Date – if your Rolex has a date on the dial, it should change in one sweep at 12 o’clock. Don’t worry if your watch is a few minutes off – around +4 / -6 minutes – it’s likely to happen if your watch is due for maintenance. If the date changes very slowly, then the watch is likely fake.
Genuine Rolex casebacks have plain polished metal, and do not have engravings of words, logos or pictures. Nor do they have a clear window showing the movements on the back of the watch.
There are some exceptions to these however:
– Some very rare vintage models from the 1930’s have clear casebacks.

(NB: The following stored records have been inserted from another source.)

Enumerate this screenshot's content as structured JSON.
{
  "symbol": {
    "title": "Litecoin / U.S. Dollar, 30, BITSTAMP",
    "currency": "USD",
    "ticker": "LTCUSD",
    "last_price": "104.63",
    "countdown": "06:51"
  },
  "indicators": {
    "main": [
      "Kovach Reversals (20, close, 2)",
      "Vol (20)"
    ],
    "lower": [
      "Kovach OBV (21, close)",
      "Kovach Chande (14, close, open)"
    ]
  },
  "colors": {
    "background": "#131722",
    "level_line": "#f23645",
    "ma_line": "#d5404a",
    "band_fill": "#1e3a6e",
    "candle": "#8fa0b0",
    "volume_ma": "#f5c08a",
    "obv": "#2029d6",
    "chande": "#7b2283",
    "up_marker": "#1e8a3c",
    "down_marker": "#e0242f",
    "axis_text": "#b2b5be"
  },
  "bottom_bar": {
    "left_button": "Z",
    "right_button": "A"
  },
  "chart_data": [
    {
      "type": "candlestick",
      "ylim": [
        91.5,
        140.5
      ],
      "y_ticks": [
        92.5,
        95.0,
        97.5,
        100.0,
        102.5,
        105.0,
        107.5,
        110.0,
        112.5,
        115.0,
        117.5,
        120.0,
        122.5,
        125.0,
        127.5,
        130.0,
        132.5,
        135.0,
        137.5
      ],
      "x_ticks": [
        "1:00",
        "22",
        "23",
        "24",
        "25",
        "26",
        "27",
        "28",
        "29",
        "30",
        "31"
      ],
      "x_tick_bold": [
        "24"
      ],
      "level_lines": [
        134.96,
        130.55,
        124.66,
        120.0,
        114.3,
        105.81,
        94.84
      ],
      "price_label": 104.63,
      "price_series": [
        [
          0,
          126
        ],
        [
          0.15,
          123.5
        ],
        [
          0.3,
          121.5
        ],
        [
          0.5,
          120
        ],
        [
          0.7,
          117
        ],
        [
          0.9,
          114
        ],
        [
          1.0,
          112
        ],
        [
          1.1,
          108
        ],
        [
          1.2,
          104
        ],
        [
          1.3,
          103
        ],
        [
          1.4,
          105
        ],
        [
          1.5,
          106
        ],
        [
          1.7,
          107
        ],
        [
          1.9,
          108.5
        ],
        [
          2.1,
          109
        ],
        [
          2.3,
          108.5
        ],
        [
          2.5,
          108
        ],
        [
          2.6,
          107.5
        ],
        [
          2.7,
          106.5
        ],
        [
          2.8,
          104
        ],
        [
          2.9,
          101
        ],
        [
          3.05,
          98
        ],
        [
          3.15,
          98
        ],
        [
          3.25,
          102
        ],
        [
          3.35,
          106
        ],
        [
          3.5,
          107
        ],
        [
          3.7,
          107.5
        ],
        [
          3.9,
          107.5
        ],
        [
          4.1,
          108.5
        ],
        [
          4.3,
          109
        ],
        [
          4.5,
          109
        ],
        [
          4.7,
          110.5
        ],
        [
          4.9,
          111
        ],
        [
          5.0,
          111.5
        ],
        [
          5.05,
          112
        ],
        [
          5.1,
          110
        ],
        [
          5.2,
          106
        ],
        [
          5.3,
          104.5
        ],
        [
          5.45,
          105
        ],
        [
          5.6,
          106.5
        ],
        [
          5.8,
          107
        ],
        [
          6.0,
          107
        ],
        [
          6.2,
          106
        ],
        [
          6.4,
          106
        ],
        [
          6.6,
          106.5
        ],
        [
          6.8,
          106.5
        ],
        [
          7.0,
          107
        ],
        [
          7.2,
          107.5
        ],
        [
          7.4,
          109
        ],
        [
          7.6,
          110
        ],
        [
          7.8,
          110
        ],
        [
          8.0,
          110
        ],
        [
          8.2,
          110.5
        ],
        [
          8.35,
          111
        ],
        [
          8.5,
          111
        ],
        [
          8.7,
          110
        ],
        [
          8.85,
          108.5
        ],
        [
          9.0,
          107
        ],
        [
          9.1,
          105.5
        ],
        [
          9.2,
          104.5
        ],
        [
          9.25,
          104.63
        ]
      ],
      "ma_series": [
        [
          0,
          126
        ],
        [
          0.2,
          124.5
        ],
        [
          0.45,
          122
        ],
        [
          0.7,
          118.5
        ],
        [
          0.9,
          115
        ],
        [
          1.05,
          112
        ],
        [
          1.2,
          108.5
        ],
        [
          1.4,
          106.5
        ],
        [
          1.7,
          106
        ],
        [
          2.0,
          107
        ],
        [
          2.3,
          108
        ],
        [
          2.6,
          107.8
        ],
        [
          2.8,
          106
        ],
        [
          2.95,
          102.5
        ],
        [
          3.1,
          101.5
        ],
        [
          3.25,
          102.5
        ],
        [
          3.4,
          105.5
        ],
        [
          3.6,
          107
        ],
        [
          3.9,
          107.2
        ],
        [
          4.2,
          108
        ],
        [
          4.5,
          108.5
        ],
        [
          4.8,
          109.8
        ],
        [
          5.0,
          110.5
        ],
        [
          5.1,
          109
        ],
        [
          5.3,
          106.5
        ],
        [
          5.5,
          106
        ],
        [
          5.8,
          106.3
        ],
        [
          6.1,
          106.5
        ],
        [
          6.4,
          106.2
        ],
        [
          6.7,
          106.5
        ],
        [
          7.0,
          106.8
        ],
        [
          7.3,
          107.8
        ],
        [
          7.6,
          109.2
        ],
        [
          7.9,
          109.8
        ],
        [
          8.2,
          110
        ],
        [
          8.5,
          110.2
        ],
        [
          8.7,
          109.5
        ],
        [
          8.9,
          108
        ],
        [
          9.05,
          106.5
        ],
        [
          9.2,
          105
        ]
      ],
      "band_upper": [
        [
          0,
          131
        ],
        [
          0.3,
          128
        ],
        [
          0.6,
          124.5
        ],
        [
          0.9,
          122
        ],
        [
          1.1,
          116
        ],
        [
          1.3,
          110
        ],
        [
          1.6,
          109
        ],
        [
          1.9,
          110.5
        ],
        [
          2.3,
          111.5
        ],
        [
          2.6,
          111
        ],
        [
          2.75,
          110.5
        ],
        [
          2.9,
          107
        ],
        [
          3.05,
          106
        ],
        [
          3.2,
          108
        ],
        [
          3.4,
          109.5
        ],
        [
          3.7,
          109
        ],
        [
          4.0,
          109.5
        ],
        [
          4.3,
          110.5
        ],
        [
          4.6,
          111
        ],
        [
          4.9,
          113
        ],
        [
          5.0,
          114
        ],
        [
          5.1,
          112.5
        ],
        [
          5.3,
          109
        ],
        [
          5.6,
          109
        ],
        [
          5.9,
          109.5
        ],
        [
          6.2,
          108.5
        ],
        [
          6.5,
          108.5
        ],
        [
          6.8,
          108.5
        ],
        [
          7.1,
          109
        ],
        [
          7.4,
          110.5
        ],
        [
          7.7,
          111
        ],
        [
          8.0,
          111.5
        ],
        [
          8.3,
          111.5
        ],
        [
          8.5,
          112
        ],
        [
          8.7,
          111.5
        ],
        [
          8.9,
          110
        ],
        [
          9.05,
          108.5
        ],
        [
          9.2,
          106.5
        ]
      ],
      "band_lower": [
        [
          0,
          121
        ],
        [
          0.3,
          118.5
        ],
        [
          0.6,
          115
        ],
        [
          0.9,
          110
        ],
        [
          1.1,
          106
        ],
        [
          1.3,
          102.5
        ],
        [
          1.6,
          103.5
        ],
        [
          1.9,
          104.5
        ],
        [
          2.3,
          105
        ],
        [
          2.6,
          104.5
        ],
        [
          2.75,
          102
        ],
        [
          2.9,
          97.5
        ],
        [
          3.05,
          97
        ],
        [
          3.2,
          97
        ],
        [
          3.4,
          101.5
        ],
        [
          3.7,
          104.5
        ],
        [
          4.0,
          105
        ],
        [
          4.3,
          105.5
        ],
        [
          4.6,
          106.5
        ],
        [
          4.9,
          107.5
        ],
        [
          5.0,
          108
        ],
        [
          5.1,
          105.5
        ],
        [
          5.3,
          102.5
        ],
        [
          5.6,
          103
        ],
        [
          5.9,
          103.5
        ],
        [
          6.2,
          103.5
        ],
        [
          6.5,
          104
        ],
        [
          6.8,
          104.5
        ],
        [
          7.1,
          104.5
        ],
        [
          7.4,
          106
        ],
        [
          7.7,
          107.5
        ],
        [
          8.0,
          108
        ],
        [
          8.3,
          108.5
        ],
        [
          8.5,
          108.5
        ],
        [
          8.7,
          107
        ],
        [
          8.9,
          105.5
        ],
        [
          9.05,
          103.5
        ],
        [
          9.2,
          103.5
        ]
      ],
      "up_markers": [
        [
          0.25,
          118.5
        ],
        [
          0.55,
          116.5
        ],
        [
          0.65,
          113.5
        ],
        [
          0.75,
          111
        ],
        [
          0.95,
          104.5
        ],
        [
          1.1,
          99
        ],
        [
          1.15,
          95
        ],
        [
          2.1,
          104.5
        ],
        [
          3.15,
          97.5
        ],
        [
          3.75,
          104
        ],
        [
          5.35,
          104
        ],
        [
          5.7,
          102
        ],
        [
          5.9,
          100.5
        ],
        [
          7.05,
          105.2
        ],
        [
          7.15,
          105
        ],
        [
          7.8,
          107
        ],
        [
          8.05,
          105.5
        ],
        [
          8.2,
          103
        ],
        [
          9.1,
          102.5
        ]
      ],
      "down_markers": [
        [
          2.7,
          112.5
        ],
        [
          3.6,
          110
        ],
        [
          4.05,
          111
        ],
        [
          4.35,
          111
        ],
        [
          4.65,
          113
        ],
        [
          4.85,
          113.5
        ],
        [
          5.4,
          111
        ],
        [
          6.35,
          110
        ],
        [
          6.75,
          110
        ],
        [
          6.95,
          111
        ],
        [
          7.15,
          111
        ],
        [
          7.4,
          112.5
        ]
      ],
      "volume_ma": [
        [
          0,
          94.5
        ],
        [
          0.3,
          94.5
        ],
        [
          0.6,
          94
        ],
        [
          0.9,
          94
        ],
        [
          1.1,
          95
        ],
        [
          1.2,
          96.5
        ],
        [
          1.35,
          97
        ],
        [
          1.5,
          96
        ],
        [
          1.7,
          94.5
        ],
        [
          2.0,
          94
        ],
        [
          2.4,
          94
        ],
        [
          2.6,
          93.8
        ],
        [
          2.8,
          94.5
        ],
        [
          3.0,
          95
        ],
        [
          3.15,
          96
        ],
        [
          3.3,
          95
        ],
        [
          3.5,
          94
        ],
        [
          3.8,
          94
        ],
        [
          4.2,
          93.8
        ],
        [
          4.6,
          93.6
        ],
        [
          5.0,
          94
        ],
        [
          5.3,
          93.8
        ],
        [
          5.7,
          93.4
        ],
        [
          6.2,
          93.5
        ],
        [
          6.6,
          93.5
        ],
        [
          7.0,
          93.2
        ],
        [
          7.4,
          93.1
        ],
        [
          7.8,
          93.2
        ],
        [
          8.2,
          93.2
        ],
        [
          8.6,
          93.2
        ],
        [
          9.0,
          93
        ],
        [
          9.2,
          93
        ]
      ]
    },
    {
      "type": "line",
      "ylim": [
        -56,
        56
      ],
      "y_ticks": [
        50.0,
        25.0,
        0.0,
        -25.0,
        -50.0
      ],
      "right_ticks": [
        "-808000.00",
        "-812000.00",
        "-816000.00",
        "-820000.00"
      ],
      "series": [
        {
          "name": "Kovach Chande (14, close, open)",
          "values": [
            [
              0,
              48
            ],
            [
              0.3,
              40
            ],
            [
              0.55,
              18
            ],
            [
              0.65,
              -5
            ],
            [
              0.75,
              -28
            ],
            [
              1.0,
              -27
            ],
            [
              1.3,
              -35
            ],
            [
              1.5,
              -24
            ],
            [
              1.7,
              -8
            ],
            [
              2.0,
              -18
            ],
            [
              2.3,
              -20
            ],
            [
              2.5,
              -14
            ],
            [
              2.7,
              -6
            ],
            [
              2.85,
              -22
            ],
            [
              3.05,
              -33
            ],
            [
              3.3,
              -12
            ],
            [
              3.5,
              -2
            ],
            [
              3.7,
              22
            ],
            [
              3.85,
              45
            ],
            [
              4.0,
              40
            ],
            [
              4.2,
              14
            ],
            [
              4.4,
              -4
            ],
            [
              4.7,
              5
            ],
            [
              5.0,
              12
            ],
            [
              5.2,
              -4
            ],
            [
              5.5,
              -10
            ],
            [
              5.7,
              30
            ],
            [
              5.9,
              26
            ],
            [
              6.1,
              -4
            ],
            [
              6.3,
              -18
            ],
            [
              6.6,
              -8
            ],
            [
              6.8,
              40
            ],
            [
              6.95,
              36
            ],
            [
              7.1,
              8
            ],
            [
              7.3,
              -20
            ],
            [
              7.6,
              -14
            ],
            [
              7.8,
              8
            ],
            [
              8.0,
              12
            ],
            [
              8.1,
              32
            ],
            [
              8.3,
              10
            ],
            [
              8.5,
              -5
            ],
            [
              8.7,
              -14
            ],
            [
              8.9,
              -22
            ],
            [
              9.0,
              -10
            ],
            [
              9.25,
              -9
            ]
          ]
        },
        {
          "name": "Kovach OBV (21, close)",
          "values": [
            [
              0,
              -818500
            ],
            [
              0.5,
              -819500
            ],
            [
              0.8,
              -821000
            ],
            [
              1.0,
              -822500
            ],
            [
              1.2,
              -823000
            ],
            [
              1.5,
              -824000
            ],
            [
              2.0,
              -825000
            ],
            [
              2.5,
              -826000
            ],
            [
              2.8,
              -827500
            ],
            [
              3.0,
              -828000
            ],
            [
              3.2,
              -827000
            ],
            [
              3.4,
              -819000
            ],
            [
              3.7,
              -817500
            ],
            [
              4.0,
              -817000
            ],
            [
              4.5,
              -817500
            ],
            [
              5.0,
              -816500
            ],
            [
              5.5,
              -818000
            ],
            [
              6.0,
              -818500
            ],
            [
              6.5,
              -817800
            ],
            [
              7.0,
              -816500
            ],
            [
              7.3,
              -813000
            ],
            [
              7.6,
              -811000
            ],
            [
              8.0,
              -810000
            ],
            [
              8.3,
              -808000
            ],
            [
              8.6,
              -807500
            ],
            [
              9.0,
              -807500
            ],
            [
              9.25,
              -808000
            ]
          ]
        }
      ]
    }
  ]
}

– Rolex Sea Dweller and military models, and older Lady Datejust models may have engravings such as “Stainless Steel” and “Registered Design” on the back.
CHOOSE A REPUTABLE DEALER
With a burgeoning counterfeit market, Rolex replicas have become better, and more difficult to detect.
Your best defense against buying a fake is to avoid purchasing a Rolex privately. Instead, purchase your Rolex from a reputable dealer. Doing so will ease your concerns of authenticity and condition, and you can be sure that you will be given proper assistance.
Here are some qualities of a reputable watch dealer:
– A reputable and legitimate watch dealer would have solid presence online, as well as testimonials from previous buyers.
– A long-standing retailer would also have affiliations with respected organizations, such as The International Watch & Jewelry Guild, or the American Watchmakers & Clockmakers Institute.
– They would have a guarantee of authenticity and warranties on the watch. These serve to assure you that they have reviewed each watch for authenticity and quality, before putting them up for sale.
– They would also be open to you taking the watch to Rolex, or an authorized Rolex dealer, for authentication. At SwissWatchExpo, we welcome clients to do this with their purchased watches, for their peace of mind.
All these are proof that they stand behind the products they sell, and can guarantee your complete satisfaction.